In Snoussi’s opinion, Saied’s entire reaction to the synagogue attack has been shaped, not so much by any sense of anti-Semitism, but by his almost exclusively populist mindset. “He’s sought to frame this in terms of Palestine,” Snoussi said. “That fits with his ideas of what the country thinks, as well as the wider Arab nationalist world. He doesn’t think about Tunisia’s Jews. He doesn’t think about minorities. He doesn’t care how linking them so clearly to Israel puts them at risk.”

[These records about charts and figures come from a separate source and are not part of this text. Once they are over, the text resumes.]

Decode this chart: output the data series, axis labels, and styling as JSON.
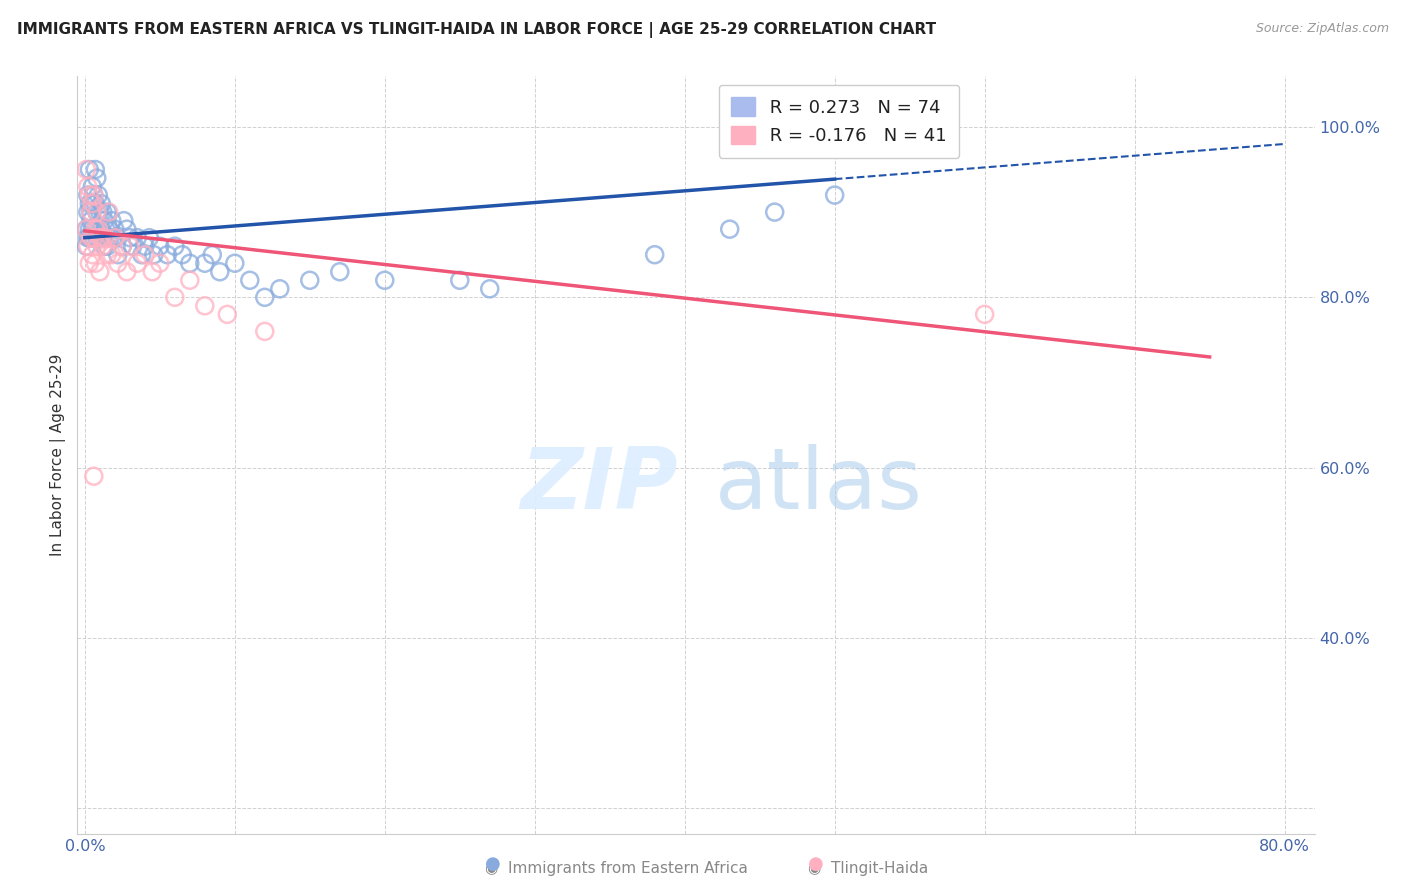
{
  "title": "IMMIGRANTS FROM EASTERN AFRICA VS TLINGIT-HAIDA IN LABOR FORCE | AGE 25-29 CORRELATION CHART",
  "source": "Source: ZipAtlas.com",
  "ylabel": "In Labor Force | Age 25-29",
  "xlim": [
    -0.005,
    0.82
  ],
  "ylim": [
    0.17,
    1.06
  ],
  "r_blue": 0.273,
  "n_blue": 74,
  "r_pink": -0.176,
  "n_pink": 41,
  "blue_marker_color": "#88AADD",
  "pink_marker_color": "#FFB0C0",
  "blue_line_color": "#2255AA",
  "pink_line_color": "#EE5577",
  "legend_label_blue": "Immigrants from Eastern Africa",
  "legend_label_pink": "Tlingit-Haida",
  "blue_scatter_x": [
    0.001,
    0.001,
    0.002,
    0.002,
    0.002,
    0.003,
    0.003,
    0.003,
    0.003,
    0.004,
    0.004,
    0.004,
    0.005,
    0.005,
    0.005,
    0.006,
    0.006,
    0.007,
    0.007,
    0.007,
    0.008,
    0.008,
    0.008,
    0.009,
    0.009,
    0.01,
    0.01,
    0.011,
    0.011,
    0.012,
    0.012,
    0.013,
    0.013,
    0.014,
    0.015,
    0.015,
    0.016,
    0.017,
    0.018,
    0.019,
    0.02,
    0.021,
    0.022,
    0.025,
    0.026,
    0.028,
    0.03,
    0.032,
    0.035,
    0.038,
    0.04,
    0.043,
    0.046,
    0.05,
    0.055,
    0.06,
    0.065,
    0.07,
    0.08,
    0.085,
    0.09,
    0.1,
    0.11,
    0.12,
    0.13,
    0.15,
    0.17,
    0.2,
    0.25,
    0.27,
    0.38,
    0.43,
    0.46,
    0.5
  ],
  "blue_scatter_y": [
    0.88,
    0.86,
    0.92,
    0.9,
    0.87,
    0.95,
    0.91,
    0.88,
    0.87,
    0.9,
    0.89,
    0.87,
    0.93,
    0.91,
    0.88,
    0.92,
    0.87,
    0.95,
    0.91,
    0.88,
    0.94,
    0.9,
    0.87,
    0.92,
    0.88,
    0.9,
    0.87,
    0.91,
    0.88,
    0.9,
    0.87,
    0.89,
    0.86,
    0.88,
    0.9,
    0.86,
    0.88,
    0.87,
    0.89,
    0.87,
    0.88,
    0.87,
    0.85,
    0.86,
    0.89,
    0.88,
    0.87,
    0.86,
    0.87,
    0.85,
    0.86,
    0.87,
    0.85,
    0.86,
    0.85,
    0.86,
    0.85,
    0.84,
    0.84,
    0.85,
    0.83,
    0.84,
    0.82,
    0.8,
    0.81,
    0.82,
    0.83,
    0.82,
    0.82,
    0.81,
    0.85,
    0.88,
    0.9,
    0.92
  ],
  "pink_scatter_x": [
    0.001,
    0.001,
    0.002,
    0.002,
    0.003,
    0.003,
    0.004,
    0.004,
    0.005,
    0.005,
    0.006,
    0.006,
    0.007,
    0.007,
    0.008,
    0.008,
    0.009,
    0.01,
    0.01,
    0.011,
    0.012,
    0.013,
    0.015,
    0.016,
    0.018,
    0.02,
    0.022,
    0.025,
    0.028,
    0.03,
    0.035,
    0.04,
    0.045,
    0.05,
    0.06,
    0.07,
    0.08,
    0.095,
    0.12,
    0.6,
    0.006
  ],
  "pink_scatter_y": [
    0.95,
    0.88,
    0.93,
    0.86,
    0.92,
    0.84,
    0.9,
    0.87,
    0.91,
    0.85,
    0.87,
    0.92,
    0.88,
    0.84,
    0.9,
    0.86,
    0.88,
    0.87,
    0.83,
    0.87,
    0.86,
    0.87,
    0.85,
    0.9,
    0.85,
    0.87,
    0.84,
    0.86,
    0.83,
    0.86,
    0.84,
    0.85,
    0.83,
    0.84,
    0.8,
    0.82,
    0.79,
    0.78,
    0.76,
    0.78,
    0.59
  ],
  "blue_line_x0": 0.0,
  "blue_line_y0": 0.87,
  "blue_line_x1": 0.8,
  "blue_line_y1": 0.98,
  "blue_dash_from": 0.5,
  "pink_line_x0": 0.0,
  "pink_line_y0": 0.878,
  "pink_line_x1": 0.75,
  "pink_line_y1": 0.73
}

That attitude is causing real damage. In early May, the University of Manouba in Tunis announced it would revoke the title of professor emeritus from Habib Kazdaghli, a Muslim-born historian of Tunisia’s Jewish traditions who had attended a French conference alongside Israelis.

Hardline attitudes to Israel appear hardwired into entire strata of Tunisian society. “It’s not just me,” Kazdaghli told Foreign Policy via a translator. “It goes further. Tunisia’s wrestlers and tennis players have all been accused of normalizing relations with Israel through sporting events.

“I’ve been studying this for 25 years,” he said. “This bothers them. Every time they do this”—referring to the implicit barriers placed in the way of his research by both government and academia—“they’re saying they’re anti-Semitic without actually saying they’re anti-Semitic.”

Beyond his own academic specialism, Kazdaghli has grounds to speak with authority on the topic. He was on the bus outside El Ghriba synagogue when the May attack took place.

“Now when something happens, the state doesn’t address it,” he said. “I don’t think it’s anti-Semitism on their part. It’s more about being scared of even addressing the issue, and that’s worse.”